Five minutes past the ceremony start time we finally have a minister but he has informed us that an oil tanker overturned on 95 and he suspects the guests (and bride and bridal party) are stuck in the same traffic he was. The DJ has changed but only his pants and shoes and we realize that the fish tie is with us for the duration. We aren’t sure whether to laugh or cry when he informs us that he has a gig after this and if the wedding starts much later, he’ll have to leave before the reception is over.

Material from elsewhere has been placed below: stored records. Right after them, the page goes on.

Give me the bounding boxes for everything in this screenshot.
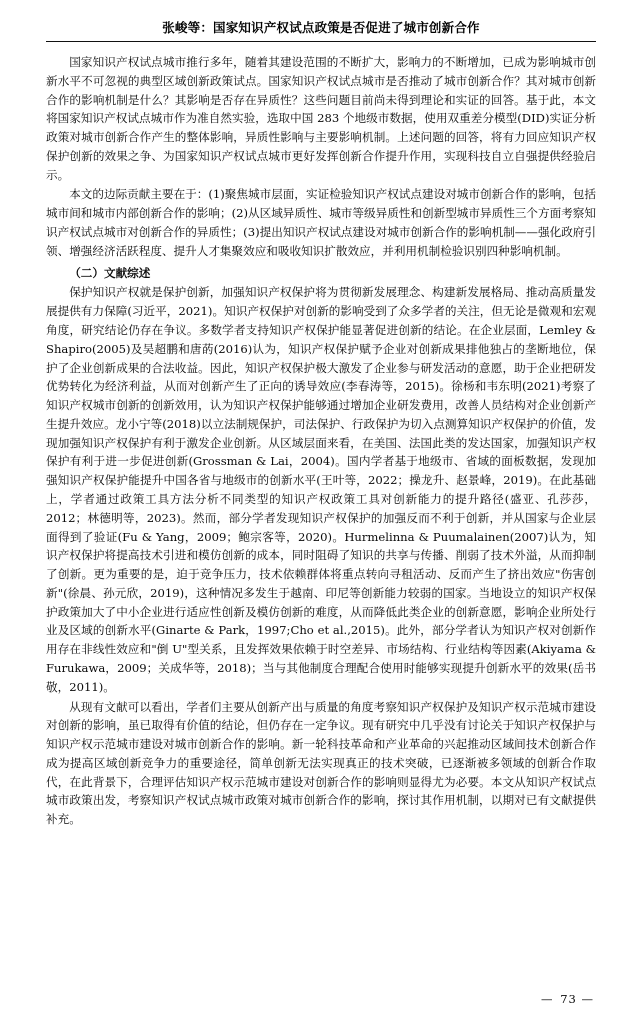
article-body (46, 53, 596, 829)
section-heading: （二）文献综述 (69, 265, 151, 280)
page-number: 73 (560, 992, 577, 1006)
footer-dash-left: — (541, 992, 556, 1006)
page-footer (541, 992, 596, 1006)
header-rule (46, 41, 596, 42)
running-head: 张峻等：国家知识产权试点政策是否促进了城市创新合作 (162, 20, 480, 35)
footer-dash-right: — (581, 992, 596, 1006)
paragraph: 本文的边际贡献主要在于：(1)聚焦城市层面，实证检验知识产权试点建设对城市创新合作的影响，包括城市间和城市内部创新合作的影响；(2)从区域异质性、城市等级异质性和创新型城市异质性三个方面考察知识产权试点城市对创新合作的异质性；(3)提出知识产权试点建设对城市创新合作的影响机制——强化政府引领、增强经济活跃程度、提升人才集聚效应和吸收知识扩散效应，并利用机制检验识别四种影响机制。 (46, 187, 596, 258)
paragraph: 国家知识产权试点城市推行多年，随着其建设范围的不断扩大，影响力的不断增加，已成为影响城市创新水平不可忽视的典型区域创新政策试点。国家知识产权试点城市是否推动了城市创新合作？其对城市创新合作的影响机制是什么？其影响是否存在异质性？这些问题目前尚未得到理论和实证的回答。基于此，本文将国家知识产权试点城市作为准自然实验，选取中国 283 个地级市数据，使用双重差分模型(DID)实证分析政策对城市创新合作产生的整体影响，异质性影响与主要影响机制。上述问题的回答，将有力回应知识产权保护创新的效果之争、为国家知识产权试点城市更好发挥创新合作提升作用，实现科技自立自强提供经验启示。 (46, 55, 596, 182)
paragraph: 保护知识产权就是保护创新，加强知识产权保护将为贯彻新发展理念、构建新发展格局、推动高质量发展提供有力保障(习近平，2021)。知识产权保护对创新的影响受到了众多学者的关注，但无论是微观和宏观角度，研究结论仍存在争议。多数学者支持知识产权保护能显著促进创新的结论。在企业层面，Lemley & Shapiro(2005)及吴超鹏和唐菂(2016)认为，知识产权保护赋予企业对创新成果排他独占的垄断地位，保护了企业创新成果的合法收益。因此，知识产权保护极大激发了企业参与研发活动的意愿，助于企业把研发优势转化为经济利益，从而对创新产生了正向的诱导效应(李春涛等，2015)。徐杨和韦东明(2021)考察了知识产权城市创新的创新效用，认为知识产权保护能够通过增加企业研发费用，改善人员结构对企业创新产生提升效应。龙小宁等(2018)以立法制规保护，司法保护、行政保护为切入点测算知识产权保护的价值，发现加强知识产权保护有利于激发企业创新。从区域层面来看，在美国、法国此类的发达国家，加强知识产权保护有利于进一步促进创新(Grossman & Lai，2004)。国内学者基于地级市、省域的面板数据，发现加强知识产权保护能提升中国各省与地级市的创新水平(王叶等，2022；操龙升、赵景峰，2019)。在此基础上，学者通过政策工具方法分析不同类型的知识产权政策工具对创新能力的提升路径(盛亚、孔莎莎，2012；林德明等，2023)。然而，部分学者发现知识产权保护的加强反而不利于创新，并从国家与企业层面得到了验证(Fu & Yang，2009；鲍宗客等，2020)。Hurmelinna & Puumalainen(2007)认为，知识产权保护将提高技术引进和模仿创新的成本，同时阻碍了知识的共享与传播、削弱了技术外溢，从而抑制了创新。更为重要的是，迫于竞争压力，技术依赖群体将重点转向寻租活动、反而产生了挤出效应"伤害创新"(徐晨、孙元欣，2019)，这种情况多发生于越南、印尼等创新能力较弱的国家。当地设立的知识产权保护政策加大了中小企业进行适应性创新及模仿创新的难度，从而降低此类企业的创新意愿，影响企业所处行业及区域的创新水平(Ginarte & Park，1997;Cho et al.,2015)。此外，部分学者认为知识产权对创新作用存在非线性效应和"倒 U"型关系，且发挥效果依赖于时空差异、市场结构、行业结构等因素(Akiyama & Furukawa，2009；关成华等，2018)；当与其他制度合理配合使用时能够实现提升创新水平的效果(岳书敬，2011)。 (46, 285, 596, 694)
paragraph: 从现有文献可以看出，学者们主要从创新产出与质量的角度考察知识产权保护及知识产权示范城市建设对创新的影响，虽已取得有价值的结论，但仍存在一定争议。现有研究中几乎没有讨论关于知识产权保护与知识产权示范城市建设对城市创新合作的影响。新一轮科技革命和产业革命的兴起推动区域间技术创新合作成为提高区域创新竞争力的重要途径，简单创新无法实现真正的技术突破，已逐渐被多领域的创新合作取代，在此背景下，合理评估知识产权示范城市建设对创新合作的影响则显得尤为必要。本文从知识产权试点城市政策出发，考察知识产权试点城市政策对城市创新合作的影响，探讨其作用机制，以期对已有文献提供补充。 (46, 699, 596, 827)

Finally, the bride and bridal party arrive along with a few cars filled with family and aluminum trays of food. We’re so thrilled to be able to start the ceremony that we don’t even blink twice at the white full-tail tuxedos with peach bow-ties and cummerbunds that the groomsmen are sporting. Nor are we too hampered by the fact that the bride has mascara running down her face from crying and is wearing a dress so shiny we have to shade our eyes from the glare.
We cue the DJ for our ceremony music then run up to the tent to appraise the food situation. Since the family is busy watching the ceremony, it is left to us to set up the buffet. There is no amount of tweaking we can do to make aluminum pans pretty so we start uncorking the wine. Since we still only have about 50 guests, we don’t have to uncork them all and we get wine poured by the time the ceremony ends and the guests make their way to the tent.

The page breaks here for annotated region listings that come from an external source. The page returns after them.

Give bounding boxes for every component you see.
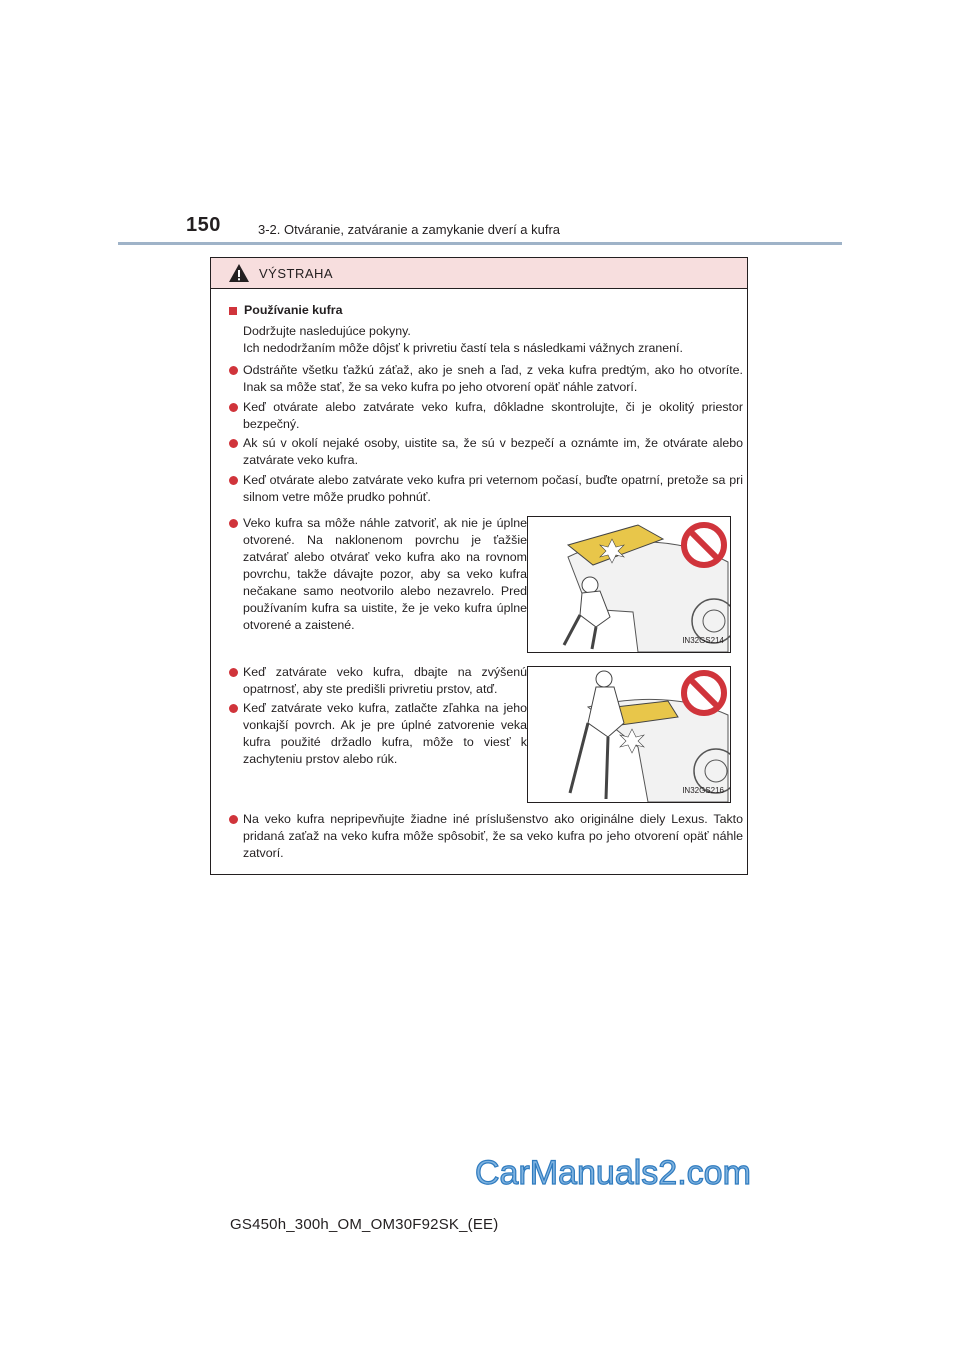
prohibition-icon xyxy=(684,525,724,565)
warning-label: VÝSTRAHA xyxy=(259,265,334,281)
warning-content xyxy=(211,288,747,874)
illustration-close-trunk xyxy=(527,666,731,803)
figure-code: IN32GS214 xyxy=(682,636,724,645)
sub-heading-text: Používanie kufra xyxy=(244,303,343,317)
bullet-text: Keď zatvárate veko kufra, dbajte na zvýšenú opatrnosť, aby ste predišli privretiu prstov, atď. xyxy=(243,665,527,696)
bullet-dot-icon xyxy=(229,439,238,448)
bullet-item xyxy=(229,472,743,506)
bullet-dot-icon xyxy=(229,668,238,677)
bullet-dot-icon xyxy=(229,366,238,375)
footer-doc-code: GS450h_300h_OM_OM30F92SK_(EE) xyxy=(230,1216,499,1233)
bullet-text: Veko kufra sa môže náhle zatvoriť, ak nie je úplne otvorené. Na naklonenom povrchu je ťažšie zatvárať alebo otvárať veko kufra ako na rovnom povrchu, takže dávajte pozor, aby sa veko kufra nečakane samo neotvorilo alebo nezavrelo. Pred používaním kufra sa uistite, že je veko kufra úplne otvorené a zaistené. xyxy=(243,516,527,632)
bullet-dot-icon xyxy=(229,704,238,713)
warning-header xyxy=(211,258,747,289)
bullet-item xyxy=(229,435,743,469)
bullet-item xyxy=(229,700,527,768)
square-bullet-icon xyxy=(229,307,237,315)
bullet-text: Odstráňte všetku ťažkú záťaž, ako je sneh a ľad, z veka kufra predtým, ako ho otvoríte. Inak sa môže stať, že sa veko kufra po jeho otvorení opäť náhle zatvorí. xyxy=(243,363,743,394)
warning-triangle-icon xyxy=(228,263,250,283)
bullet-text: Keď zatvárate veko kufra, zatlačte zľahka na jeho vonkajší povrch. Ak je pre úplné zatvorenie veka kufra použité držadlo kufra, môže to viesť k zachyteniu prstov alebo rúk. xyxy=(243,701,527,766)
bullet-text: Ak sú v okolí nejaké osoby, uistite sa, že sú v bezpečí a oznámte im, že otvárate alebo zatvárate veko kufra. xyxy=(243,436,743,467)
bullet-dot-icon xyxy=(229,403,238,412)
section-title: 3-2. Otváranie, zatváranie a zamykanie dverí a kufra xyxy=(258,222,561,237)
watermark-logo xyxy=(471,1146,761,1198)
bullet-dot-icon xyxy=(229,519,238,528)
prohibition-icon xyxy=(684,673,724,713)
illustration-open-trunk xyxy=(527,516,731,653)
bullet-text: Keď otvárate alebo zatvárate veko kufra, dôkladne skontrolujte, či je okolitý priestor bezpečný. xyxy=(243,400,743,431)
bullet-dot-icon xyxy=(229,815,238,824)
bullet-item xyxy=(229,664,527,698)
bullet-item xyxy=(229,515,527,634)
figure-code: IN32GS216 xyxy=(682,786,724,795)
bullet-text: Keď otvárate alebo zatvárate veko kufra pri veternom počasí, buďte opatrní, pretože sa pri silnom vetre môže prudko pohnúť. xyxy=(243,473,743,504)
bullet-dot-icon xyxy=(229,476,238,485)
bullet-item xyxy=(229,399,743,433)
watermark-text: CarManuals2.com xyxy=(475,1154,751,1192)
header-rule xyxy=(118,242,842,245)
warning-box xyxy=(210,257,748,875)
bullet-text: Na veko kufra nepripevňujte žiadne iné príslušenstvo ako originálne diely Lexus. Takto pridaná zaťaž na veko kufra môže spôsobiť, že sa veko kufra po jeho otvorení opäť náhle zatvorí. xyxy=(243,812,743,860)
page-number: 150 xyxy=(186,214,221,236)
bullet-item xyxy=(229,811,743,862)
intro-line: Ich nedodržaním môže dôjsť k privretiu častí tela s následkami vážnych zranení. xyxy=(243,341,683,355)
sub-heading xyxy=(229,302,342,319)
intro-text xyxy=(243,323,733,357)
intro-line: Dodržujte nasledujúce pokyny. xyxy=(243,324,411,338)
bullet-item xyxy=(229,362,743,396)
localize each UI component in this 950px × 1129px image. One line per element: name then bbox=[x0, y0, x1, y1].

At this point we are sucking air behind the tent but we manage to cue the introductions and first dance before we need to start opening the champagne for the toasts. Just when we think we may make it out alive, the DJ reminds us that he has to leave for his next gig. I think I might cry as he turns off the music and unplugs the wedding cake fountain, currently spouting pink water, which gurgles to a stop.
Our family “staff” never materializes so we pour and pass the champagne and, after the fountainless cake is cut, we serve the wedding cake. Since the bride only hired a photographer for three hours and he spent one waiting for the wedding to start, he drives off and we use disposable cameras to take reception photos for the rest of the night between clearing plates and refilling glasses.
The final indignity comes when there are not enough women to vie for the bouquet and my business partner pushes me out on the dance floor to add an extra body to the bouquet toss. Since I never move my arms, I don’t come anywhere close to catching the bouquet and I vow never to speak to my wedding planning partner for as long as I live. I also vow to quit first thing Monday morning. As soon as I can walk again.
We drive home in silence, so shell-shocked that we can’t speak. We sit in the parking lot to our office for a few minutes until I turn to her.
“Do you know what the worst part of that was?”
She shakes her head.
“They were wearing white tuxedos with peach cummerbunds. I mean, really.” Then we laugh until we can’t breathe.
And that, my friends, was the beginning of something truly beautiful. And also proof that even if you have really big bumps on the road to success, you’ll still get there. Even if you have to stomach a few fish ties or peach cummerbunds along the way.